Nei discepoli si verifica un’altra volta e chissà per quante volte ancora il dramma dell’antico popolo, dell’uomo che continua a fuggire la premura di Dio, che snobba il suo amore, che chiude gli occhi davanti all’evidenza, che si chiude in se stesso, che butta fuori Dio dalla vita. Gesù si mette così nella linea dello struggente amore di Dio per l’umanità e vuol far capire agli apostoli che in questa azione di assoluta misericordia si vuol collocare.

Gesù si manifesta come colui che realizza il piano di Dio, pensato da secoli, come poi San Paolo cercherà di annunciare a tutti i pagani.

Allora la storia di questi discepoli è la nostra storia, le loro difficoltà sono le nostre, le loro chiusure sono le nostre autosufficienze, i loro dubbi sono i nostri rifiuti a seguire Gesù.

E non vi ricordate….

E’ utile dare risalto anche a questo verbo che spesso torna nelle Sacre Scritture; un verbo legato alla memoria, che per la bibbia non è il riportarsi a cose passate, ma a un fatto vivo e attualmente operante. Così è la memoria della Pasqua, così è l’Eucaristia che è memoria, memoriale della morte e Risurrezione di Gesù, così sono tutti i gesti sacramentali.

Gli apostoli se vorranno fare parte di un nuovo modo di vivere la vita e il rapporto con Dio dovranno esercitare e confrontarsi continuamente con questo significato di memoria. Non siamo cultori di diari, di musei, non siamo antiquari o specialisti del mercato delle pulci dove puoi trovare pezzi antichi a basso prezzo, ma siamo ricostruttori di vita vera, riproduttori di gesti autentici di salvezza, li riviviamo, non li togliamo dalla formalina per guardarli o dall’antitarme per metterli in mostra. L’Eucaristia è qui, è oggi spezzare il pane che è la vita, la morte e la risurrezione di Gesù. Vengono ricordate le sette sporte, le dodici ceste: sono ancora le sporte e le ceste del pane eucaristico che viene spezzato ogni giorno, ogni domenica nell’Eucaristia per i fedeli di oggi. Si dice due volte “pezzi di pane”, perché l’Eucaristia è proprio pane spezzato, fatto in pezzi. L’intento degli evangelisti è chiarissimo e noi oggi ancora viviamo questa gioia di avere tra noi il pane che è Gesù.

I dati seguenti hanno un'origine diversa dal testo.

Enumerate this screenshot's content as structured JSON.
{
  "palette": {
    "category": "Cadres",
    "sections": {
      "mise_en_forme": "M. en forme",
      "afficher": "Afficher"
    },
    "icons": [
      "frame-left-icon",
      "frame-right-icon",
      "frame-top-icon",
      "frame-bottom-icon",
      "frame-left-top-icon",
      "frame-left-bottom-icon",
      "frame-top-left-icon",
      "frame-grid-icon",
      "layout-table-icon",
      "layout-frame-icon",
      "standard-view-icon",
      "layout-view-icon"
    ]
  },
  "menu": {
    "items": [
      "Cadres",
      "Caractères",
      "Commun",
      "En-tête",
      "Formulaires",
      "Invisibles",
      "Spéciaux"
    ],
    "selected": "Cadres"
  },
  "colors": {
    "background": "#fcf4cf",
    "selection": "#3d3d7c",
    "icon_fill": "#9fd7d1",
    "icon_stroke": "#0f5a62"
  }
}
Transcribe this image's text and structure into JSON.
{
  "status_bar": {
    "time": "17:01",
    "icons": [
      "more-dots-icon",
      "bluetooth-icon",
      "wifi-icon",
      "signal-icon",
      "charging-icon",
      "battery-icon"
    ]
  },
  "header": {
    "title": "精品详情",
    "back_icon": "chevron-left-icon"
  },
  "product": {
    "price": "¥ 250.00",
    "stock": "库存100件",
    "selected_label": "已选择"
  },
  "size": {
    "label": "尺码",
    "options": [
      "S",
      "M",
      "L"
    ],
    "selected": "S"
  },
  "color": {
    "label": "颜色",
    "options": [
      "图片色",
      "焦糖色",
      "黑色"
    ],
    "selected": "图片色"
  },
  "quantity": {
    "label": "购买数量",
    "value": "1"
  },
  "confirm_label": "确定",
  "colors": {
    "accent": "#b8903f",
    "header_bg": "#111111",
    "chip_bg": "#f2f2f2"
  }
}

E disse loro: “Non capite ancora? ”

Il brano di vangelo termina con un’altra domanda ancora, con una infinita serie di punti interrogativi, di inviti a cambiare testa, a entrare in un altro ordine di idee, di atteggiamenti, di conoscenza di Gesù. Dobbiamo decidere di affidarci interamente a Gesù. E’ tempo di accorgerci della nostra durezza di cuore, di risvegliarci nella verità. Questo brano di vangelo ci dice la forza e l’impegno che esige sempre la lettura della Parola di Dio; è una lettura che continuamente ci provoca, non è fatta per far riposare le orecchie, ma per far cantare il cuore.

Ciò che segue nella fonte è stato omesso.